Removal of the corneal epithelium and limbal lamellar keratectomy in rabbits induces limbal stem cell deficiency, characterized by conjunctival epithelial ingrowth, vascularization, and chronic inflammation. The study compared total keratectomy alone (10 eyes) to keratectomy plus transplantation of glycerin‑preserved human amniotic membrane (13 eyes) one month after injury. After three months, the amniotic‑membrane group showed clearer corneas with minimal or no vascularization in five eyes, whereas controls developed central vascularization and granuloma; success correlated with a cornea‑like epithelial phenotype and preserved membrane, suggesting that preventing fibrovascular ingrowth may make the procedure clinically useful.

Abstract

After n-heptanol removal of the total corneal epithelium and a limbal lamellar keratectomy, 23 rabbit eyes developed features of limbal stem cell deficiency including conjunctival epithelial ingrowth, vascularization and chronic inflammation. One month later, 10 control eyes received a total keratectomy, and 13 experimental eyes received additional transplantation of glycerin-preserved human amniotic membrane. In 3 months of follow-up, all control corneas were revascularized to the center with granuloma and retained a conjunctival epithelial phenotype. In contrast, five corneas in the experimental group became clear with either minimal or no vascularization; the rest had either mid peripheral (n = 5) or total (n = 3) vascularization and cloudier stroma.

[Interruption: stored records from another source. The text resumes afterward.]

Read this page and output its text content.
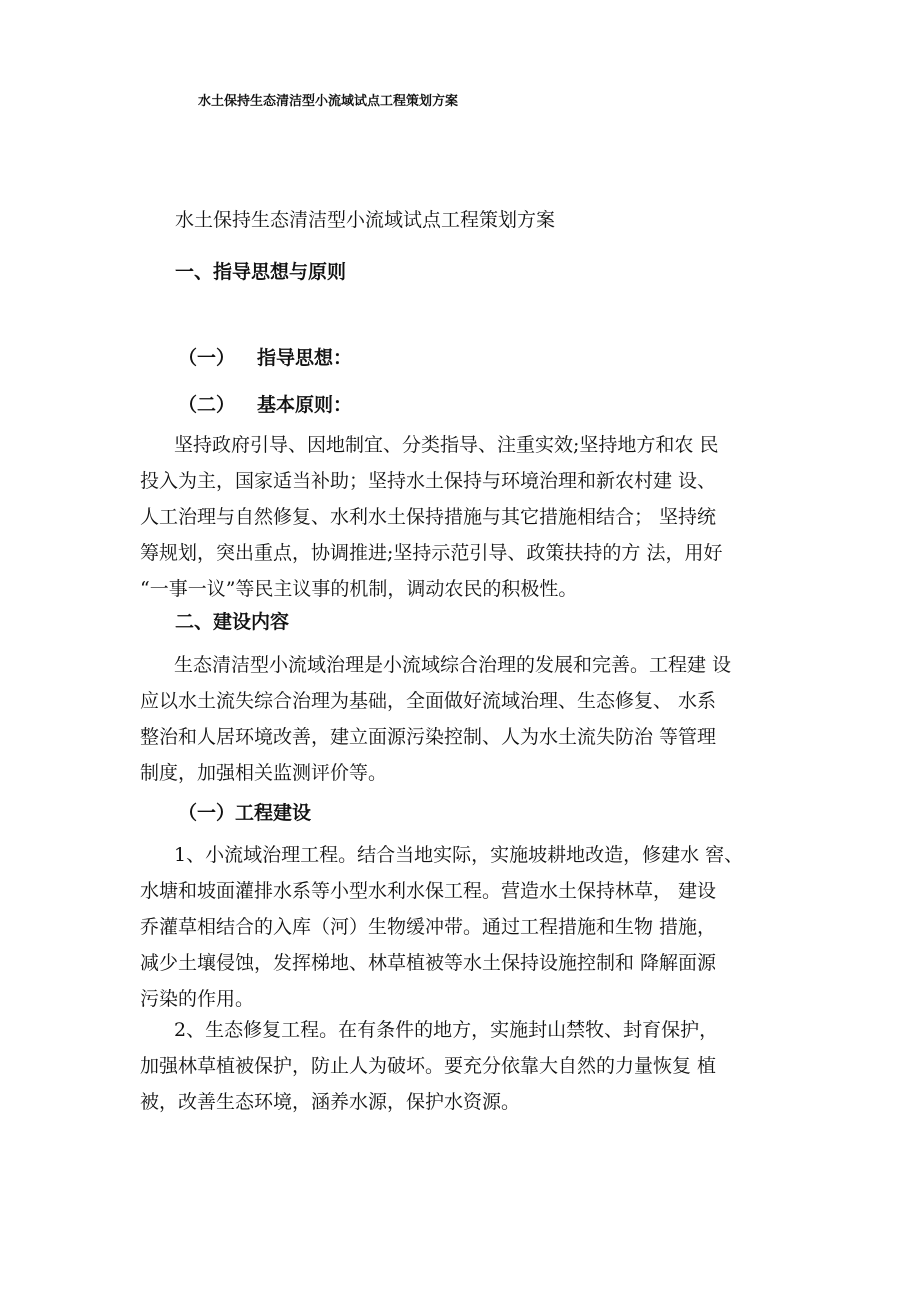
水土保持生态清洁型小流域试点工程策划方案
水土保持生态清洁型小流域试点工程策划方案
一、指导思想与原则
（一） 指导思想：
（二） 基本原则：

坚持政府引导、因地制宜、分类指导、注重实效;坚持地方和农 民
投入为主，国家适当补助；坚持水土保持与环境治理和新农村建 设、
人工治理与自然修复、水利水土保持措施与其它措施相结合； 坚持统
筹规划，突出重点，协调推进;坚持示范引导、政策扶持的方 法，用好
“一事一议”等民主议事的机制，调动农民的积极性。

二、建设内容

生态清洁型小流域治理是小流域综合治理的发展和完善。工程建 设
应以水土流失综合治理为基础，全面做好流域治理、生态修复、 水系
整治和人居环境改善，建立面源污染控制、人为水土流失防治 等管理
制度，加强相关监测评价等。

（一）工程建设

1、小流域治理工程。结合当地实际，实施坡耕地改造，修建水 窖、
水塘和坡面灌排水系等小型水利水保工程。营造水土保持林草， 建设
乔灌草相结合的入库（河）生物缓冲带。通过工程措施和生物 措施，
减少土壤侵蚀，发挥梯地、林草植被等水土保持设施控制和 降解面源
污染的作用。

2、生态修复工程。在有条件的地方，实施封山禁牧、封育保护，
加强林草植被保护，防止人为破坏。要充分依靠大自然的力量恢复 植
被，改善生态环境，涵养水源，保护水资源。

The success of corneal surface reconstruction correlated with the return of a cornea-like epithelial phenotype and the preservation of amniotic membrane, whereas the failure maintained a conjunctival epithelial phenotype and the amniotic membrane was either partially degraded or covered by host fibrovascular stroma. These results suggest that measures taken to facilitate epithelialization without allowing host fibrovascular ingrowth onto the amniotic membrane might prove this procedure clinically useful for ocular surface reconstruction.